Я с детьми убежала за землянку. Да разве там спрячешься? Данило, засунув ладони за ремень, на котором висел наган, важно так подошел к черноглазой женщине. Она стояла около брички, сверху обтянутой брезентом. Там возились дети. Женщина выжидательно и строго смотрела на Данилу.
— Здорово, Зося. Ты не рада мне?
— Своих забот полно. Хуже цыган живем.
— Где твой? Уж не сбежал ли?
— Гриша? Куда, зачем? А дети и я кому нужны?
— Куда и зачем — он знает. Дети никому не нужны. А ты еще имеешь цену. Одни глаза чего стоят…
— Не дури. Случилось что?
— Случилось. — Данило отпил из фляжки. — Где твой?

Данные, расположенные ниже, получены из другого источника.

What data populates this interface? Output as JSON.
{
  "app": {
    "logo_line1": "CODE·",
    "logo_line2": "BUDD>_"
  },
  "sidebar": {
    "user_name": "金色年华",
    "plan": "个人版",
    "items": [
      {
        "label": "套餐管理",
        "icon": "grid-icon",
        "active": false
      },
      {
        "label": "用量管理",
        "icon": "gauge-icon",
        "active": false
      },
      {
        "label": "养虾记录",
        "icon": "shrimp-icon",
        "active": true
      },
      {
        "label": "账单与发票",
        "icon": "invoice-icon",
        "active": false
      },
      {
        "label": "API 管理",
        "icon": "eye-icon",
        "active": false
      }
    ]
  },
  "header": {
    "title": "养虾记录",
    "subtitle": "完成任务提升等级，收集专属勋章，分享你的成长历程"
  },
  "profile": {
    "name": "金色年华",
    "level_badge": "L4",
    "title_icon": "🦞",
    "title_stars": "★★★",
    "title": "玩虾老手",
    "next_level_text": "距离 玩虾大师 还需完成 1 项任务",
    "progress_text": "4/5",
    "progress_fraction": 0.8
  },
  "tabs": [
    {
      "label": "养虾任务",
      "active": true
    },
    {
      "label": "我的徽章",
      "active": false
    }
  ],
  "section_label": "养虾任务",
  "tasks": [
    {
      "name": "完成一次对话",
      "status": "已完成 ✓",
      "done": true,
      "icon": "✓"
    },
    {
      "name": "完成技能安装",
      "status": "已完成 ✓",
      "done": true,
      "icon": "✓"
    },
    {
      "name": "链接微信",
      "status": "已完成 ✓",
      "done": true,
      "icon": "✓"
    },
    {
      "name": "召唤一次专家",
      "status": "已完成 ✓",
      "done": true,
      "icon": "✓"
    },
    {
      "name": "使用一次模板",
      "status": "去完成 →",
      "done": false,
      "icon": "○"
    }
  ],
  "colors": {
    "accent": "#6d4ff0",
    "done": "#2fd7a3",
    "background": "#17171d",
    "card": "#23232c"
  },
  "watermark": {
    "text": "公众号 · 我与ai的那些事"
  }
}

Не виляй хвостом.
— Не знаю. В деревне, наверно.
— А может, за конями ушел?
— Понятия не имею. Дети, перестаньте галдеть.
Данило залез на козлы-сиденье в передке брички, встал во весь рост и, окинув невеселым взглядом весь этот табор беженцев, крикнул неимоверно сильным голосом:
— Люди, слухайте меня! Немцы транспорта не дають. Сейчас им не до нас. Спасайся, кто как может. Прячьтесь, разъезжайтесь, бегите в лес, а то вас большевики перестреляют. Или — за немцами — лизать им зады.
— Вы только послухайте, шо он брешет!
— А ты отказываешься лизать? — спросил кто-то.
— У меня свои планы, я переформируюсь. В Америку подамся.
— Предаешь нас…
— Цыц, стерва! Подкошу, не моргнув глазом. Не впервой…
Он спрыгнул на землю и снова отпил из фляжки.
— Где наш баул? — спросил у Зоей. — Давай сюда. Быстро! Ну!
— Какой баул? — замялась она и заулыбалась заискивающе. — Ты что, Данило?
— Ну, саквояж. Ты что дурой прикидываешься, запамятовала какой? Или тебе мозги вправить, прочистить их? Я это в два счета. Рука не дрогнет.